Un contingent global de 823 tonnes avait été alloué pour la dernière saison. Lors de l’entrevue avec Pêche Impact, M. Boucher ne disposait pas encore de la quantité de turbots débarquée. «Si on a atteint 30 tonnes, c’est beau, estimait-il sommairement. C’est vraiment famélique comme débarquement.» Le nombre de pêcheurs de turbot actifs est en diminution année après année au Québec. Cette année, ils n’étaient que 9, comparativement à 27 l’année dernière.
Avenir incertain
La biomasse totale de turbot de taille commerciale se situe tout juste au-dessus de la barre des 10 000 tonnes. Si elle devait descendre sous cette valeur, il y aura fermeture de la pêche.
Or compte tenu du contexte précaire de la ressource depuis quelques années, il va sans dire que la suite des choses est incertaine pour l’industrie. «On est sur le qui-vive à savoir s’il y aura un moratoire ou pas», admet le dirigeant du Regroupement.

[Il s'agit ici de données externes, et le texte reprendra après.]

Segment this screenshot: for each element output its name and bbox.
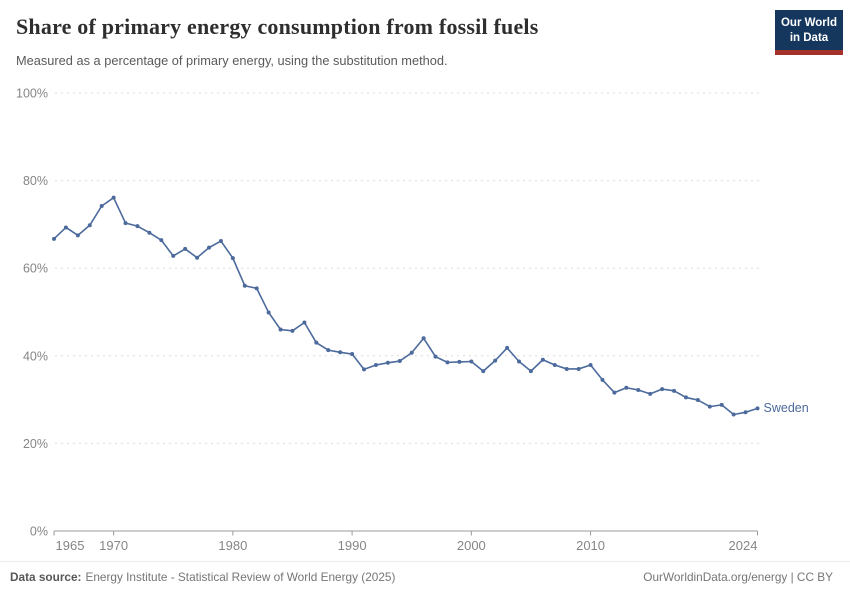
series-entity-label: Sweden xyxy=(763,400,809,415)
x-tick-label: 2000 xyxy=(457,538,486,553)
x-tick-label: 1990 xyxy=(338,538,367,553)
y-tick-label: 40% xyxy=(23,349,48,363)
data-point-marker xyxy=(612,390,617,395)
data-point-marker xyxy=(326,348,331,353)
y-tick-label: 20% xyxy=(23,437,48,451)
data-point-marker xyxy=(111,195,116,200)
data-point-marker xyxy=(672,388,677,393)
data-point-marker xyxy=(576,366,581,371)
x-tick-label: 2024 xyxy=(729,538,758,553)
data-point-marker xyxy=(75,233,80,238)
data-point-marker xyxy=(385,360,390,365)
chart-footer: Data source: Energy Institute - Statistic… xyxy=(0,561,850,584)
data-point-marker xyxy=(445,360,450,365)
data-point-marker xyxy=(457,359,462,364)
data-point-marker xyxy=(87,223,92,228)
page-subtitle: Measured as a percentage of primary ener… xyxy=(16,53,448,68)
data-point-marker xyxy=(195,255,200,260)
owid-logo[interactable]: Our World in Data xyxy=(775,10,843,56)
page-title: Share of primary energy consumption from… xyxy=(16,14,539,39)
data-point-marker xyxy=(600,377,605,382)
x-tick-label: 1965 xyxy=(56,538,85,553)
data-point-marker xyxy=(135,224,140,229)
owid-logo-line1: Our World xyxy=(780,17,837,29)
data-point-marker xyxy=(147,230,152,235)
x-tick-label: 1970 xyxy=(99,538,128,553)
data-point-marker xyxy=(409,350,414,355)
x-tick-label: 1980 xyxy=(218,538,247,553)
data-point-marker xyxy=(242,283,247,288)
data-point-marker xyxy=(290,328,295,333)
y-tick-label: 80% xyxy=(23,174,48,188)
y-tick-label: 0% xyxy=(30,525,48,539)
data-point-marker xyxy=(433,354,438,359)
data-point-marker xyxy=(254,286,259,291)
data-point-marker xyxy=(648,391,653,396)
data-point-marker xyxy=(373,362,378,367)
data-point-marker xyxy=(183,246,188,251)
data-point-marker xyxy=(159,238,164,243)
data-point-marker xyxy=(421,336,426,341)
data-point-marker xyxy=(469,359,474,364)
data-point-marker xyxy=(63,225,68,230)
data-point-marker xyxy=(481,369,486,374)
data-source-label: Data source: xyxy=(10,570,82,584)
data-point-marker xyxy=(278,327,283,332)
data-point-marker xyxy=(171,253,176,258)
data-point-marker xyxy=(505,345,510,350)
data-point-marker xyxy=(743,410,748,415)
data-source-line: Data source: Energy Institute - Statistic… xyxy=(10,570,395,584)
data-point-marker xyxy=(683,395,688,400)
owid-logo-line2: in Data xyxy=(789,31,829,44)
y-tick-label: 60% xyxy=(23,262,48,276)
data-point-marker xyxy=(207,245,212,250)
data-point-marker xyxy=(552,362,557,367)
data-point-marker xyxy=(719,402,724,407)
data-point-marker xyxy=(660,387,665,392)
data-point-marker xyxy=(755,406,760,411)
data-point-marker xyxy=(350,352,355,357)
data-point-marker xyxy=(528,369,533,374)
data-point-marker xyxy=(230,256,235,261)
data-point-marker xyxy=(731,412,736,417)
data-source-value: Energy Institute - Statistical Review of… xyxy=(85,570,396,584)
data-point-marker xyxy=(123,221,128,226)
data-point-marker xyxy=(218,239,223,244)
data-point-marker xyxy=(302,320,307,325)
y-tick-label: 100% xyxy=(16,87,48,101)
data-point-marker xyxy=(266,310,271,315)
data-point-marker xyxy=(636,387,641,392)
data-point-marker xyxy=(52,236,56,241)
data-point-marker xyxy=(99,204,104,209)
data-point-marker xyxy=(397,359,402,364)
data-point-marker xyxy=(624,385,629,390)
series-line-sweden xyxy=(53,196,759,416)
data-point-marker xyxy=(695,398,700,403)
data-point-marker xyxy=(540,357,545,362)
data-point-marker xyxy=(314,340,319,345)
data-point-marker xyxy=(493,358,498,363)
data-point-marker xyxy=(588,362,593,367)
owid-credit-link[interactable]: OurWorldinData.org/energy | CC BY xyxy=(643,570,833,584)
data-point-marker xyxy=(564,366,569,371)
data-point-marker xyxy=(338,350,343,355)
data-point-marker xyxy=(707,404,712,409)
x-tick-label: 2010 xyxy=(576,538,605,553)
data-point-marker xyxy=(517,359,522,364)
data-point-marker xyxy=(362,367,367,372)
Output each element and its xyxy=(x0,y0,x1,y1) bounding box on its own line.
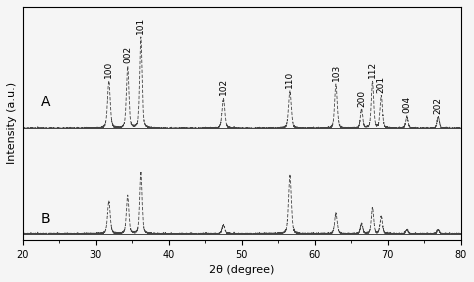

Les pêcheurs de turbot nourrissent beaucoup d’espoir par rapport à l’émission de nouveaux permis de pêche exploratoire au homard, dont une annonce est attendue dans les prochaines semaines. «Les pêcheurs des flottilles de crevettiers et de turbotiers sont dans les priorités des orientations données par la ministre Diane Lebouthillier au MPO [ministère des Pêches et des Océans], souligne M. Boucher. Donc les turbotiers espèrent de bonnes nouvelles. S’ils n’ont pas ces permis, certains turbotiers vont se retrouver en faillite ou devoir cesser leurs activités parce qu’elles ne seront plus rentables.»
Débarquements les plus faibles en 54 ans
La dernière mise à jour de l’indicateur de l’état des stocks de turbot du golfe du Saint-Laurent a été réalisée en novembre 2023 et publiée à l’hiver 2024. Selon l’approche de précaution en vigueur, des observations et conclusions ont été dégagées afin d’expliquer la raison pour laquelle ces stocks se maintiennent dans la zone de prudence. Selon les indicateurs sommaires, les débarquements ont été les plus faibles depuis 1970, année où le MPO a commencé à compiler des données.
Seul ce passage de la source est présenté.